Address security concerns of Pantang Hospital workers

It is unfortunate that workers of Pantang Hospital are on an indefinite sit-home action for which the psychiatric facility has been closed down by its management.

The workers say they are “living under constant threat to their lives” due to the activities of land guards on a parcel of land amid periodic gunshots and rampant robberies and attacks on some workers. They also talk about encroachment.

It is, therefore, more unfortunate that the hospital management has, since 2013, called on the government to fence the facility to prevent private individuals from encroaching on their property but to no avail.

The Ghana Medical Association Local Chapter Representative at the hospital, Dr Alex Owusu Ansah, says the workers have demonstrated three times, in 2013, 2017 and 2020 about workers’ security, including the fence wall “but things haven’t changed”.
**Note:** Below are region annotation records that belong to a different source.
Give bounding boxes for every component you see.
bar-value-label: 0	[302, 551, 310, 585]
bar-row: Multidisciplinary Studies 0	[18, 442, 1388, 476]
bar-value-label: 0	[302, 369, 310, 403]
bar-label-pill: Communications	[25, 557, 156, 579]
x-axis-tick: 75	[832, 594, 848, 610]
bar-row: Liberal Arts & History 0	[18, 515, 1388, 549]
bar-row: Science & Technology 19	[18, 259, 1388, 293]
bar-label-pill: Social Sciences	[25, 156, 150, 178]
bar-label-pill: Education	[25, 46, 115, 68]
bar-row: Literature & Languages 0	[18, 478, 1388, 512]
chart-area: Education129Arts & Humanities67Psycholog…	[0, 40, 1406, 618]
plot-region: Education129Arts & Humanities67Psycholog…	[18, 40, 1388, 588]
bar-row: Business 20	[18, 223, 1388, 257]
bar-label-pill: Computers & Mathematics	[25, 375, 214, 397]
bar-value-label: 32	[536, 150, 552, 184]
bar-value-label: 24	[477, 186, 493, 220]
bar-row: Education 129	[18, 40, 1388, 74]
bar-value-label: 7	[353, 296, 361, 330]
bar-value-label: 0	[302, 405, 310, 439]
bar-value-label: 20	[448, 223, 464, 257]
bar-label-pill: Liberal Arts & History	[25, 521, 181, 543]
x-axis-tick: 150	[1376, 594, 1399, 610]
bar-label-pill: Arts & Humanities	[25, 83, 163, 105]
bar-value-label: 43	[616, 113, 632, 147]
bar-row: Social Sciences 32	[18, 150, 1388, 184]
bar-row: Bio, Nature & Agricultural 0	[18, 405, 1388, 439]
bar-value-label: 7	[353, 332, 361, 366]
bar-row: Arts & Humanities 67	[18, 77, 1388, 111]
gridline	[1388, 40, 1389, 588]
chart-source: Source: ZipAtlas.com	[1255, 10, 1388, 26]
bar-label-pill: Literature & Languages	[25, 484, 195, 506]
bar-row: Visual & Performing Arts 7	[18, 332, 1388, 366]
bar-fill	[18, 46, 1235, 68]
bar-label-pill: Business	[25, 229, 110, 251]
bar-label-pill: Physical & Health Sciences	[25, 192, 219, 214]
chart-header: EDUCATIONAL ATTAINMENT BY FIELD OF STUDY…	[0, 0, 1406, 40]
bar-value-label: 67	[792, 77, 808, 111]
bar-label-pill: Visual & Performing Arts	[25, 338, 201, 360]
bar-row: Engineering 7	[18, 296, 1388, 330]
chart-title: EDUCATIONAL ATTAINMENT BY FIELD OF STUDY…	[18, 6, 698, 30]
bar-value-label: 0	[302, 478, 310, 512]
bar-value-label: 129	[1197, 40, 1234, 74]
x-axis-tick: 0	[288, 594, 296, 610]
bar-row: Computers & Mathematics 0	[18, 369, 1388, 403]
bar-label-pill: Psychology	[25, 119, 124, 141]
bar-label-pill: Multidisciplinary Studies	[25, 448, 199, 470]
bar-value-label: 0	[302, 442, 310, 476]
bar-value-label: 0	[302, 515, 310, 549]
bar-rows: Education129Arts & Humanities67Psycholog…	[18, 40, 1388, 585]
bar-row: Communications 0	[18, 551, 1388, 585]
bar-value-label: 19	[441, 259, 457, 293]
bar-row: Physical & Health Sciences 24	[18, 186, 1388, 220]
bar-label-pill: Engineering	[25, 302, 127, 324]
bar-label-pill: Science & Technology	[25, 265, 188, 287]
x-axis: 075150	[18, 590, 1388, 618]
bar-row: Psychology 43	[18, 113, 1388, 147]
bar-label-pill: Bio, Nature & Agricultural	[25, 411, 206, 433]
He adds that since there is no safe working environment, “we, as staff of the hospital, are moving away from danger. If the management cannot manage the patients, then they have to discharge them”.

And really, the management of the Pantang Hospital has been compelled to discharge patients on admission and refer those seeking Out-Patient Department (OPD) care to nearby health facilities.

 Currently, patients in the hospital are those in chronic condition and others  whose relations cannot be traced.

This is the most unfortunate, considering the fact that all psychiatric patients require specialist care and as such, it is dangerous for the patients to be cared for by family members (laymen).

Besides, it is also dangerous for the family because the unexpected can happen and the patient can harm family members.

The Ghanaian Times is intrigued by the fact that it is when matters have come to a head that a source at the Ministry of Health (MoH) is saying contractors have returned to site to continue with the fence wall project.

This fire-fighting approach to addressing problems whose solutions have significant impact on lives and the development of the country must stop!

It makes a mockery of the leadership in all sectors of the country, particularly the political leaders and chief directors and executives who wield the powers to sanction actions to solve those problems.

If you care to know, you leaders are perceived to be insensitive to problems of the people.

The Ghanaian Times has no issue with the MoH appealing to the Pantang Hospital staff to return to work while their issues are being addressed, but we want to ask on their behalf: “What are the assurances and proof that the issues are being addressed all this long while from 2013 till now?”

Ghana’s mental health policy, formulated in 1994 and revised in 2000 and 2004, has the objective to provide facilities at the tertiary, regional, district and sub-district levels for the management of psychiatric cases. This means the demand for a fence wall at the Pantang Hospital is legitimate.

Already, the mental health service and its facilities and workers in Ghana face many challenges, so no one should worsen the situation. A fence wall for Pantang Hospital is not beyond the capacity of the country; the powers that be should, therefore, provide it now to give the workers peace of mind to come back and work.